Over the weekend I attended another wonderful re-enactment event at the American Heritage Museum. The Battle of Bunker Hill was produced with enthusiastic re-enactors that brought to life one of the famed early battles in the American Revolutionary War. While I have attended numerous re-enactment events, these re-enactors went out of their way to engage with attendees to discuss this critical time in American history. Suffice to say I learned a few things!
While producing a movie is all about pre-production, rehearsals, etc., these re-enactment events are like watching a movie unfold in real time over several hours rather than months. Yes, most of these groups have all worked together, but their ability to produce this type of entertainment so quickly is impressive. For those of you in the New England area, the re-enactors from this past weekend will next perform at Old Sturbridge Village on August 6 &7.
This past week, First Signal received its quarterly VOD payment from Indie Rights. I could not be more pleased with our results to date. While I was reviewing the reports, I learned that First Signal secured a territory sale in South Korea. This is yet another milestone that First Signal has achieved. From our VOD placement, 1M+ views on YouTube and now a territory sale, First Signal is well on its way to achieving an awareness I only dreamed of.
Those of us that produce true independent feature films, do so because we love to tell stories. While we always hope for a return on our investment, it honestly isn’t top of mind. Yes, staying within a budget that has some hope for a return is important, but that cannot be the driver. The driving motivation to produce must first be a love of the craft.
I remember towards the end of principal photography on First Signal, that despite sweltering 100-degree heat, I was just vey excited to work those final days. Perhaps it was the realization that I knew the quality we produced the previous weeks, or it was getting into the rhythm of doing something that just felt natural. Whatever the reason, I do look forward to the day when I’m bringing my next project to life.
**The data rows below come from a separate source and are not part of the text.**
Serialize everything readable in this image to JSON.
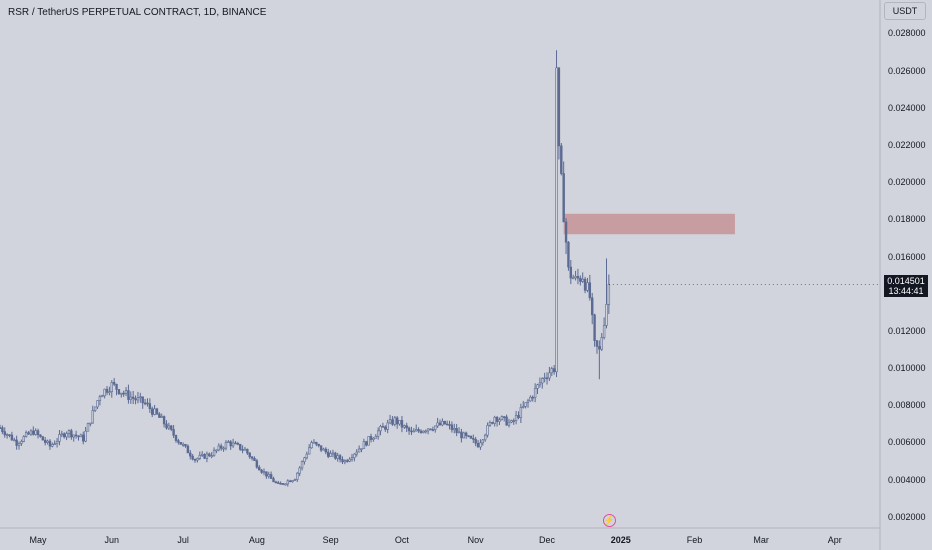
{
  "header": {
    "title": "RSR / TetherUS PERPETUAL CONTRACT, 1D, BINANCE"
  },
  "price_axis": {
    "unit": "USDT",
    "ticks": [
      "0.028000",
      "0.026000",
      "0.024000",
      "0.022000",
      "0.020000",
      "0.018000",
      "0.016000",
      "0.014000",
      "0.012000",
      "0.010000",
      "0.008000",
      "0.006000",
      "0.004000",
      "0.002000"
    ]
  },
  "time_axis": {
    "ticks": [
      "May",
      "Jun",
      "Jul",
      "Aug",
      "Sep",
      "Oct",
      "Nov",
      "Dec",
      "2025",
      "Feb",
      "Mar",
      "Apr"
    ]
  },
  "last_price": {
    "value": "0.014501",
    "countdown": "13:44:41"
  },
  "colors": {
    "candle": "#5b6a92",
    "zone": "#c48e93",
    "price_tag": "#131722",
    "flash": "#e84b9c"
  },
  "icons": {
    "flash": "flash-icon"
  },
  "chart_data": {
    "type": "candlestick",
    "title": "RSR / TetherUS PERPETUAL CONTRACT, 1D, BINANCE",
    "ylabel": "USDT",
    "ylim": [
      0.0014,
      0.0298
    ],
    "xlim": [
      "2024-04-15",
      "2025-04-20"
    ],
    "grid": false,
    "price_series": [
      [
        "2024-04-15",
        0.0068
      ],
      [
        "2024-04-22",
        0.006
      ],
      [
        "2024-04-29",
        0.0066
      ],
      [
        "2024-05-06",
        0.0058
      ],
      [
        "2024-05-13",
        0.0066
      ],
      [
        "2024-05-20",
        0.0062
      ],
      [
        "2024-05-27",
        0.0086
      ],
      [
        "2024-06-01",
        0.0091
      ],
      [
        "2024-06-08",
        0.0085
      ],
      [
        "2024-06-15",
        0.0081
      ],
      [
        "2024-06-22",
        0.0072
      ],
      [
        "2024-06-29",
        0.0061
      ],
      [
        "2024-07-06",
        0.0051
      ],
      [
        "2024-07-13",
        0.0054
      ],
      [
        "2024-07-20",
        0.006
      ],
      [
        "2024-07-27",
        0.0056
      ],
      [
        "2024-08-03",
        0.0045
      ],
      [
        "2024-08-10",
        0.0037
      ],
      [
        "2024-08-17",
        0.0041
      ],
      [
        "2024-08-24",
        0.006
      ],
      [
        "2024-08-31",
        0.0054
      ],
      [
        "2024-09-07",
        0.005
      ],
      [
        "2024-09-14",
        0.0058
      ],
      [
        "2024-09-21",
        0.0066
      ],
      [
        "2024-09-28",
        0.0072
      ],
      [
        "2024-10-05",
        0.0065
      ],
      [
        "2024-10-12",
        0.0068
      ],
      [
        "2024-10-19",
        0.007
      ],
      [
        "2024-10-26",
        0.0064
      ],
      [
        "2024-11-02",
        0.0059
      ],
      [
        "2024-11-09",
        0.0074
      ],
      [
        "2024-11-16",
        0.007
      ],
      [
        "2024-11-23",
        0.0082
      ],
      [
        "2024-11-30",
        0.0096
      ],
      [
        "2024-12-04",
        0.01
      ],
      [
        "2024-12-05",
        0.0262
      ],
      [
        "2024-12-06",
        0.0214
      ],
      [
        "2024-12-08",
        0.0184
      ],
      [
        "2024-12-10",
        0.0152
      ],
      [
        "2024-12-13",
        0.0147
      ],
      [
        "2024-12-16",
        0.015
      ],
      [
        "2024-12-19",
        0.0138
      ],
      [
        "2024-12-21",
        0.0112
      ],
      [
        "2024-12-23",
        0.0109
      ],
      [
        "2024-12-25",
        0.0126
      ],
      [
        "2024-12-27",
        0.0145
      ]
    ],
    "max_high": 0.0271,
    "zones": [
      {
        "from": "2024-12-08",
        "to": "2025-02-18",
        "low": 0.0172,
        "high": 0.0183
      }
    ],
    "last_price": 0.014501
  }
}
As for my next project, I completed my director reel a few days ago and will post it sometime this week. Having reviewed my previous five films and cutting out scenes that looked interesting, the challenge to select was just that: a challenge. The question begs to be asked, just what is a director reel? Having reviewed countless reels from other directors the question, in my view, is still unanswered. Some focus on cinematography, others focus on an intense scene or two, while some focused on visual effects. To be frank, they were all over the place.
In the end, I selected a variety of scenes and moments over a track of music that I believe reflect the scope of work I’ve produced over the years. For me, I wanted to show versatility in my directing ability. From conceiving a scene in outer space, to a confrontation between actors, to sports; my goal was to present a well-rounded view of my directing capabilities. While this reel doesn’t have a singular story arc per se, I think it does reflect that I like to tell stories that are unique in concept and execution.
This past week I completed the first act of my latest screenplay in the First World Universe. With a logline, “A reporter’s discovery of a secret meeting between three world leaders could spell the end of life as we know it with the revelation of an alien power on Earth,” I know move on to the construction of the second act.
With the first 30 pages of the screenplay completed, it’s the second act for me that’s the most interesting to write. In this act it’s all the crisscrossing of the characters, plots, sub-plots and all the other machinations that I believe build out a compelling story. As I did with Justice Is Mind and First Signal, I’m writing this story with the aim of producing it myself (with perhaps one other partner). The challenge is to ensure the production has solid visual scope while being mindful of the current economics in the independent film world. I believe the key is simply to look for innovation along the way.
Speaking of innovation, a couple of weeks ago I was approached by a filmmaker to play a German solider in a World War II short film. With my interest in the subject matter, and as it was a local film, I joined the production.
The moment I arrived to set I knew authenticity was going to be spot on when I noticed military reenactors were present. I’ve posted before about this subject. These are generally history enthusiasts, with a good number being members of the armed services, which come together to “reenact” history. The authenticity in uniforms, equipment, knowledge and enthusiasm makes for a rewarding experience. I think of the productions I was involved in, where I donned a uniform and there were no experts on set to properly guide and direct the actors. Those were really lost opportunities.
Yesterday, I learned about battle tactics, how to carry, load and fire a weapon along with command structures. Honestly, if it wasn’t for the blanks being used, anyone coming across this skirmish between the German Wehrmacht and United States Army would have thought they stepped back in time. With a few more weekends of “shooting” all of us are looking forward to seeing the final product.
Here in New England, this is the season for reenactor events. Last weekend the American Heritage Museum (where we shot the actor interviews for First Signal) hosted the Military History Through the Ages event. Exhibitions and displays ranged from the Roman Empire all way through the Vietnam War. A variety of battle reenactments rounded out the weekend event. The museum and reenactors always do a terrific job in bringing historical events to life. If you’re in the area, I highly recommend their next event Battle for the Airfield, October 9 – 10.